Mahşer Nedir? Mahşer, dirilen insanların kabirlerinden kalkıp toplanacakları yerdir. İnsanlar bu meydanda sual ve cevaba çekilecek, amel defterleri kendilerine verilecek, amelleri mizana vurulup tartıldıktan sonra Sırat denilen ince bir köprüden geçilecek, neticede ya Cennete veya Cehenneme girilecektir.
Hesab Nedir? İnsanların dirildikten sonra, dünyada yaptıklarının hesabını Allah'a vermeleri, bu hususta sorgu ve suale çekilmeleri demektir.
Her insan iyi olsun, kötü olsun dünyada yaptığı her şey'i ikrar ve itiraf edecektir. El, ayak, göz, kulak gibi bütün organlar "ben şunu yaptım, ben bunu yaptım" diyecek; yapılan her iş ortaya dökülecektir. İşte o zaman herkes kendi derdine düşecek, kimsede kimseyi düşünecek hâl kalmayacaktır.
Defter-i A'mâl Nedir? Her insanın dünyada yaptığı iyi veya kötü işlerin yazıldığı defterdir. İnsanda Kirâmen Kâtibîn adı verilen iki melek bu işle görevlidir. Mahşer günü hesaba çekilirken meleklerin yazdıkları bu defterler, insanın eline verilecektir. "Al, kitâbını oku" denecektir. Eğer defterde kötü ameller çoksa, defter, sâhibinin sol eline; eğer iyi ameller çoksa, sağ eline verilecektir. Defteri kendisine soldan verilen büyük bir feryâd ve figan koparıp dehşetli bir pişmanlık içine düşerken, sağ eline alanlar da, büyük bir sevinç ve mutluluk duyacaktır.

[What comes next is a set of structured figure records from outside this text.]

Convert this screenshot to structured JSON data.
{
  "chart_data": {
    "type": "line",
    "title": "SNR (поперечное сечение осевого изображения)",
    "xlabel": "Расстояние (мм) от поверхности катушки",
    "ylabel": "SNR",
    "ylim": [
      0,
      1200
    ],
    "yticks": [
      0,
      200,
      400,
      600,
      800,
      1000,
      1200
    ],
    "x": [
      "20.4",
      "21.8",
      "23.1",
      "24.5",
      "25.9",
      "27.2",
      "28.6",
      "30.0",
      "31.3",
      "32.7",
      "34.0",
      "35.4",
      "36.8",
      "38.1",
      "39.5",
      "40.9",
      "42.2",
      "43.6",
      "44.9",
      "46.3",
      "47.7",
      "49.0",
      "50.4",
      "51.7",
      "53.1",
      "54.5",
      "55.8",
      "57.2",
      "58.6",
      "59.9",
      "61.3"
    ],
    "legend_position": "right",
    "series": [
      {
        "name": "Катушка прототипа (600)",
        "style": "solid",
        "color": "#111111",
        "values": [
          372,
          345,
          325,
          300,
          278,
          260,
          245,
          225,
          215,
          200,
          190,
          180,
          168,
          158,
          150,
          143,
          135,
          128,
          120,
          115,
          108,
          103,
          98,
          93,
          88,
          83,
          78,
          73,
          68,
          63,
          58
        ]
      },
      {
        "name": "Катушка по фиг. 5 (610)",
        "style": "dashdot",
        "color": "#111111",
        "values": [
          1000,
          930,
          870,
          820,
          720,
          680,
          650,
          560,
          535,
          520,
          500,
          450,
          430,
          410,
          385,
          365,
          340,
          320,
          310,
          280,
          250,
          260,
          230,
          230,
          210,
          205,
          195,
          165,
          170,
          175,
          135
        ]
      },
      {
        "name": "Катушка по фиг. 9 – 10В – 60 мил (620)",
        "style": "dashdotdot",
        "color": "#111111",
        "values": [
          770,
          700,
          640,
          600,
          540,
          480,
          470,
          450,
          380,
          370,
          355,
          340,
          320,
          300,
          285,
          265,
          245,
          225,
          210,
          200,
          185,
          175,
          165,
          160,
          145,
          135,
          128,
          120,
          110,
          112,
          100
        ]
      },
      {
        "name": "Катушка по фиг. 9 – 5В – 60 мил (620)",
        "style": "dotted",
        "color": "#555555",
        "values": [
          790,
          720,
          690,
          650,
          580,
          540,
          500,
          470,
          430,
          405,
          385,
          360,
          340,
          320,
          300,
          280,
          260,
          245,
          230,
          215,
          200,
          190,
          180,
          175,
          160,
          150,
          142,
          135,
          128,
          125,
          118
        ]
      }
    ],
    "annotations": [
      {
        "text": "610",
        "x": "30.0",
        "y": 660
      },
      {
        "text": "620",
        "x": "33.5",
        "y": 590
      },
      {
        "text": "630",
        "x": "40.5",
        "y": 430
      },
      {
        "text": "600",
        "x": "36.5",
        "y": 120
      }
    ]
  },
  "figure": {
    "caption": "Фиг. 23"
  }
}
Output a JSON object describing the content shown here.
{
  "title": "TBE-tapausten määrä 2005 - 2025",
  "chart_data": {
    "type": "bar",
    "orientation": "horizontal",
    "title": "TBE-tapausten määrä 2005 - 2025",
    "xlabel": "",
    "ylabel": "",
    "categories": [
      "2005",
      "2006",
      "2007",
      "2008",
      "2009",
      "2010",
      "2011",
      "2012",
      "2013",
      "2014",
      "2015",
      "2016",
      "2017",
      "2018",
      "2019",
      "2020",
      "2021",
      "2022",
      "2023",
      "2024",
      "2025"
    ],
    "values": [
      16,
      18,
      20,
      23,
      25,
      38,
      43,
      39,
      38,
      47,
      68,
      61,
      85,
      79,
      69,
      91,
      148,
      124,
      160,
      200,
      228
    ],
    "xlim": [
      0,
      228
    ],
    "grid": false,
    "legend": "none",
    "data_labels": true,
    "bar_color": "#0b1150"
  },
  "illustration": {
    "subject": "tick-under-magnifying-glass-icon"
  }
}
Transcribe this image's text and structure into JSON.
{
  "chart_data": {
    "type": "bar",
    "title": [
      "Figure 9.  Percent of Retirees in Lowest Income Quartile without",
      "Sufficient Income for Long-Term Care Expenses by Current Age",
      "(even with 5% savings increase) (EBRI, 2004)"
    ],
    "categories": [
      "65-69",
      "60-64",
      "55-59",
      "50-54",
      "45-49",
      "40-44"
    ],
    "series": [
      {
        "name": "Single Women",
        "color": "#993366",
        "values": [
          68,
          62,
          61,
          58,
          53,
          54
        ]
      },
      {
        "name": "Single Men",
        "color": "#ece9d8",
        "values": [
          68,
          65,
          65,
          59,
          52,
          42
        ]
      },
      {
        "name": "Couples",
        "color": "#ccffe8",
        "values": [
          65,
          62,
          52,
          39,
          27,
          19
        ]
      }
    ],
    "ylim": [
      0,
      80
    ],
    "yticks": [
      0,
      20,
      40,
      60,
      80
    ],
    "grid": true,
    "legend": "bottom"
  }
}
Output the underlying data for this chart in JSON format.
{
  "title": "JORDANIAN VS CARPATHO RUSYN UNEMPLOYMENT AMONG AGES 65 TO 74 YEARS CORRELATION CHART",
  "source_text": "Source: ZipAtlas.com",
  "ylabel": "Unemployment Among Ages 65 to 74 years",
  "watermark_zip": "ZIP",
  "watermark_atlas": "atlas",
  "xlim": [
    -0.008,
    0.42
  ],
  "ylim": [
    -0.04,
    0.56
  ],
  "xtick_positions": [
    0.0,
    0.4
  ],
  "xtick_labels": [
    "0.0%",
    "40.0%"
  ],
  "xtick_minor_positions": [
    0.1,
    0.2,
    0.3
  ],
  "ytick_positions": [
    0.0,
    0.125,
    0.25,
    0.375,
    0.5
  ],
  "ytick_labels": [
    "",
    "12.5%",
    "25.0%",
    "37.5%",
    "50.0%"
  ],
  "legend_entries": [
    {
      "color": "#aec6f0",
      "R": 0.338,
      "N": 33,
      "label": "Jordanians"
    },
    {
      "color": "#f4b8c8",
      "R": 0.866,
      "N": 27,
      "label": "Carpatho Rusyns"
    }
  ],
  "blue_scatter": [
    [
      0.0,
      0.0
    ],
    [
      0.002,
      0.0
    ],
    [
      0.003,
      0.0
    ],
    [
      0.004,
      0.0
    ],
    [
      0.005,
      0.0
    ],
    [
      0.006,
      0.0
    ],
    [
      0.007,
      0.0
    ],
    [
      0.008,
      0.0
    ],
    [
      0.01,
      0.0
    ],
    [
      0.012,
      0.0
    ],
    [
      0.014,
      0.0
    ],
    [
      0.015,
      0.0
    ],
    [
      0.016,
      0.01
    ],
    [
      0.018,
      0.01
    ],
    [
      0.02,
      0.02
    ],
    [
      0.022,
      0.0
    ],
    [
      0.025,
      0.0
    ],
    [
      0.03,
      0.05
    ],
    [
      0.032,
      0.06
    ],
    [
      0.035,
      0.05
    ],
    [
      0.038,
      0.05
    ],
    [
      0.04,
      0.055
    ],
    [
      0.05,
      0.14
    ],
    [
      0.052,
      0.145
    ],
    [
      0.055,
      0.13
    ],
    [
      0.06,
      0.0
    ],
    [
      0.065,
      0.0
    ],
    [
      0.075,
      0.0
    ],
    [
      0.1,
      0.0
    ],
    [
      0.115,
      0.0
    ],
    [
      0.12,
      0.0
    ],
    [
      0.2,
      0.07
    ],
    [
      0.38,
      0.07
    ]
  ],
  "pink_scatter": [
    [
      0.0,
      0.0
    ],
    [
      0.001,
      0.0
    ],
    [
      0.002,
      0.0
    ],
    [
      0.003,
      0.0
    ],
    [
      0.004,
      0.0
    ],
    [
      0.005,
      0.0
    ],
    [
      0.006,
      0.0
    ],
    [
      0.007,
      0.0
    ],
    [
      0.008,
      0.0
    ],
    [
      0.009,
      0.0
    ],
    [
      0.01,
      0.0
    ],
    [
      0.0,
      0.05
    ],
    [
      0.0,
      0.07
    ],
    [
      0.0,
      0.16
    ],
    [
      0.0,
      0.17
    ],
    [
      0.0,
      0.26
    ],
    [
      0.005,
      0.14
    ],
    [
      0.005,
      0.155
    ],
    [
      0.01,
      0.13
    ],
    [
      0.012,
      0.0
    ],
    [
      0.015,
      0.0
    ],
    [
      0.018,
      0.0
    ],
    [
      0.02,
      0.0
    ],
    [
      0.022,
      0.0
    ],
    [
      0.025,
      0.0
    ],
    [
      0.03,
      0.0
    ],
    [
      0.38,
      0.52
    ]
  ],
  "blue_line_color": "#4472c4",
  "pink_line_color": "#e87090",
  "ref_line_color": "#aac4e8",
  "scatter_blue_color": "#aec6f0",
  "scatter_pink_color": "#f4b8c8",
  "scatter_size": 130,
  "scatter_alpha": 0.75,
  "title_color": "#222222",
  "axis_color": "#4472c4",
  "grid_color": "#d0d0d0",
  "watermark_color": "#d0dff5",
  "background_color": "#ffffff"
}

Mizan Nedir? Mahşerde herkesin amellerini tartmaya mahsus bir adalet ölçüsüdür. Bununla amellerin iyilik ve kötülük miktarı ölçülür.
Cenâb-ı Hak Mizan'da amelleri tarttığı zaman iyiliklerin kötülüklere, sevabların günahlara galibiyeti veya mağlûbiyetine göre hüküm verecektir. Hem kötülük ve günahların sebebleri çok, yapılmaları kolay olduğu için, bâzan kulunun razı olduğu iyi bir amelinden dolayı, çok kötülük ve günahlarını afvedecektir... Bu hususta Peygamberimizden pek çok hadîs-i şerîf rivayet edilmiştir. Bunlardan biri de şudur:
"Birisi Mekke yolunda giderken ansızın susuzluğu artar. Hemen yol üstünde rastladığı bir kuyuya iner, suyundan kana kana içerek tekrar yukarı çıkar. Kuyu başında bir köpek ile karşılaşır. Hayvan susuzluktan dilini çıkarıp solumakta, toprağın rutubetli kısımlarını yalamaktadır. Bu yolcu kendi kendine, 'Bana erişen susuzluk gibi, bu hayvana da susuzluk ârız olmuş; su bulamazsa ölecek zavallı,' diye düşünür ve hayvana acır. Kuyuya tekrar iner, ayakkabısının içine su doldurur. İçi su dolu ayakkabıyı ağzıyla tutarak kuyudan dışarı çıkarır. Suyu böylece köpeğe içirir.
İşte onun bu iyi hareketinden dolayı, Allah o kulundan razı olmuş, onu meleklerine karşı medhetmiş ve bütün günahlarını bağışlayarak Cennetine koymuştur..."
Bâzı rivâyetlerde, köpeğe su veren kimsenin, "fâhişe" bir kadın olduğu da kayıtlıdır.
Mü'minler, birbirleriyle olan münasebet ve muamelelerinde, Allah'ın Mizan-ı Ekber'deki bu adalet düsturuna uygun hareket etmelidir.
Eğer bir adamın iyilikleri fenalıklarına kemmiyeten veya keyfiyeten fazla gelse, o adamın sevgi ve hürmete lâyık olduğu unutulmamalıdır.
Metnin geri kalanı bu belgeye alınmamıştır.